El pasado no importa, el esfuerzo no interesa, la realidad se desmorona y la amistad se deshilacha.
Y la incansable tejedora que todas las noches revisa su obra, se desilusiona al ver que descosidos y enganchones dan al traste con tamaño esfuerzo... Porque un vestido que se cose en varias noches, se destroza en unos segundos. 
Igual que el entusiasta, y normalmente joven, muchacho que apila cartas para hacer castillos de naipes. Más alto, más grande, más bonito... Y de pronto una carta, una sola carta, a disgusto con su posición, con su lugar en el mundo, con su propia existencia, demoledoramente arrastra a todas las demás con ella. Y el castillo ya no es más que un montón de cartas sueltas.
Las tejedoras de lazos y los arquitectos de naipes son solo personas con buenas intenciones, inocentes e ilusionadas, que creen que muchos colores unidos o muchas cartas equilibradas son más bonitos que las cualidades de cada uno de ellos por separado. 
Luego, las tejedoras de lazos crecen, y terminan zurciendo descosidos, bajos de relaciones, botones de amistades. Y los arquitectos de naipes confeccionan barajas, mezclando con cuidado para que ninguna de ellas esté a disgusto, buscando una Q para una K, y una J que les haga reír.
Pero no penséis que son infelices, no es así. Cuando se encuentran estos seres fantásticos que prefieren la música al melodrama, que disfrutan compartiendo sus ideas llenas de diamantes, terciopelo, corazones y cremalleras... Se forman las ciudades más hermosas, con las viviendas más bonitas, que no cojean de ningún palo; con las gentes más bien vestidas, y con las sábanas de mejores fruncidos para aguantar sus legendarios sueños. Son, en fin, personas creativas y no destructivas, cuyos mundos nacen de la alegría de compartir las ideas, a cada cual más original y única. 

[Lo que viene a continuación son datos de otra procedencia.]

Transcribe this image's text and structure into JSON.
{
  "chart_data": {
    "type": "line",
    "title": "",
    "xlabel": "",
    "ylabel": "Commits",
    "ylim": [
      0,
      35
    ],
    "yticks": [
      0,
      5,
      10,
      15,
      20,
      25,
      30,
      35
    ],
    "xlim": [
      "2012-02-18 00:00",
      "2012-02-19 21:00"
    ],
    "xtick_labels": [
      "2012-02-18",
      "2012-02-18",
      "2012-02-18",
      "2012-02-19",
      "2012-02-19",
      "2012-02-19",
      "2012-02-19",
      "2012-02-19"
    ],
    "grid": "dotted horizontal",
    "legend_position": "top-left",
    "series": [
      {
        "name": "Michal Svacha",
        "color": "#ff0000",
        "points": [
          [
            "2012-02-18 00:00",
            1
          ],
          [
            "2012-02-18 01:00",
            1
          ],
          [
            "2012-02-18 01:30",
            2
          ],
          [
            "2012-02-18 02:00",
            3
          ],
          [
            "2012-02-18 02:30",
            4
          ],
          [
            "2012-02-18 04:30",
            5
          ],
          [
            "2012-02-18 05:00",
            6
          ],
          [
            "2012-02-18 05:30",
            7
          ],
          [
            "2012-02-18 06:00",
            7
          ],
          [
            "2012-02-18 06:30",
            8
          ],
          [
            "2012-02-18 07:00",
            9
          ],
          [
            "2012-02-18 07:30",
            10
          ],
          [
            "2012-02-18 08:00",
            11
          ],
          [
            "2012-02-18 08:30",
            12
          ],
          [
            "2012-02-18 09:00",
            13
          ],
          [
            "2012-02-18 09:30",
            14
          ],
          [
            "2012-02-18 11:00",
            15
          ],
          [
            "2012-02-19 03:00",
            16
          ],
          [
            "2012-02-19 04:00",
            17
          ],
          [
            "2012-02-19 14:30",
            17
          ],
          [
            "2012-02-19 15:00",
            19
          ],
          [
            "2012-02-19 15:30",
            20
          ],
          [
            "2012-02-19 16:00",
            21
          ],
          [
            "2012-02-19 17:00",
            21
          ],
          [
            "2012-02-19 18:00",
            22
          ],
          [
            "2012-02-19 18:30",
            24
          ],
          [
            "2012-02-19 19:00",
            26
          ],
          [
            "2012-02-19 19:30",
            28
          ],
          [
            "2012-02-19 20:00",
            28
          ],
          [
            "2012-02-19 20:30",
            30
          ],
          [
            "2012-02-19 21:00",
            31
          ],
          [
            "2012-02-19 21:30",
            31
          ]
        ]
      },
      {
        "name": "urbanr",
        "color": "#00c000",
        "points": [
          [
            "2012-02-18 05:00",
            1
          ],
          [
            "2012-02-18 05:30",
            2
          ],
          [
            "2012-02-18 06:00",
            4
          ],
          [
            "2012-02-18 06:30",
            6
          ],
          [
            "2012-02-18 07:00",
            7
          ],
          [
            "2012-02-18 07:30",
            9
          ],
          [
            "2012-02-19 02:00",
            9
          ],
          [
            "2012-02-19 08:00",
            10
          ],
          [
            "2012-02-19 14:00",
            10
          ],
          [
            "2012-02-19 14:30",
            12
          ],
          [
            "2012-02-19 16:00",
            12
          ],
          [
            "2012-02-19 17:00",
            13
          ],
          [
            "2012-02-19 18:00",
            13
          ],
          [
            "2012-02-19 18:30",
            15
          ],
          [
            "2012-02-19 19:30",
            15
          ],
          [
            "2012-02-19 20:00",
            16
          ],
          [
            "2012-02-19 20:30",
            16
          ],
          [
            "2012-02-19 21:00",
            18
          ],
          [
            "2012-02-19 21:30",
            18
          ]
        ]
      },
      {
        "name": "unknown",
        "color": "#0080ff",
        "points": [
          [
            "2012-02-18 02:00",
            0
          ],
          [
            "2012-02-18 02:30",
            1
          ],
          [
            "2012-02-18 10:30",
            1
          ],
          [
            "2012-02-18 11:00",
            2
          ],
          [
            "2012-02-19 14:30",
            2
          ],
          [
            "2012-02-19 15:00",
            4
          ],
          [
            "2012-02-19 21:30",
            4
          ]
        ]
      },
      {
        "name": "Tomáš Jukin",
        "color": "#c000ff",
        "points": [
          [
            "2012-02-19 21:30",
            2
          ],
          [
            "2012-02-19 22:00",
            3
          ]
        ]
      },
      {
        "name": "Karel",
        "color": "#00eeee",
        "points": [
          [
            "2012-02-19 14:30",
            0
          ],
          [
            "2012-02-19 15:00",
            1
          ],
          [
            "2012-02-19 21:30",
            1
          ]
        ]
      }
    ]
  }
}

Pero, desgraciadamente, ya no quedan muchos tejedores ni constructores... Y a veces sufren mucho, al ver que no pueden hacer nada para que el mundo se llene de colores, para que la ropa deje de ser gris, para que la arquitectura sea segura y no alocada e imposible... 
A veces, cuando se ven rodeados de oscuridad, se sienten solos... Y solo iluminan tenuemente la negrura, titilando débilmente, como un faro en la tormenta, a la espera de que alguien venga a salvarles del nudo que les ahoga, de la soledad que les oprime, de las ideas duras que los atan.
A veces, es mejor dejar que la penumbra sea oscuridad, y que los colores que luchaban se unan y brillen de nuevo... Donde puedan hacerlo.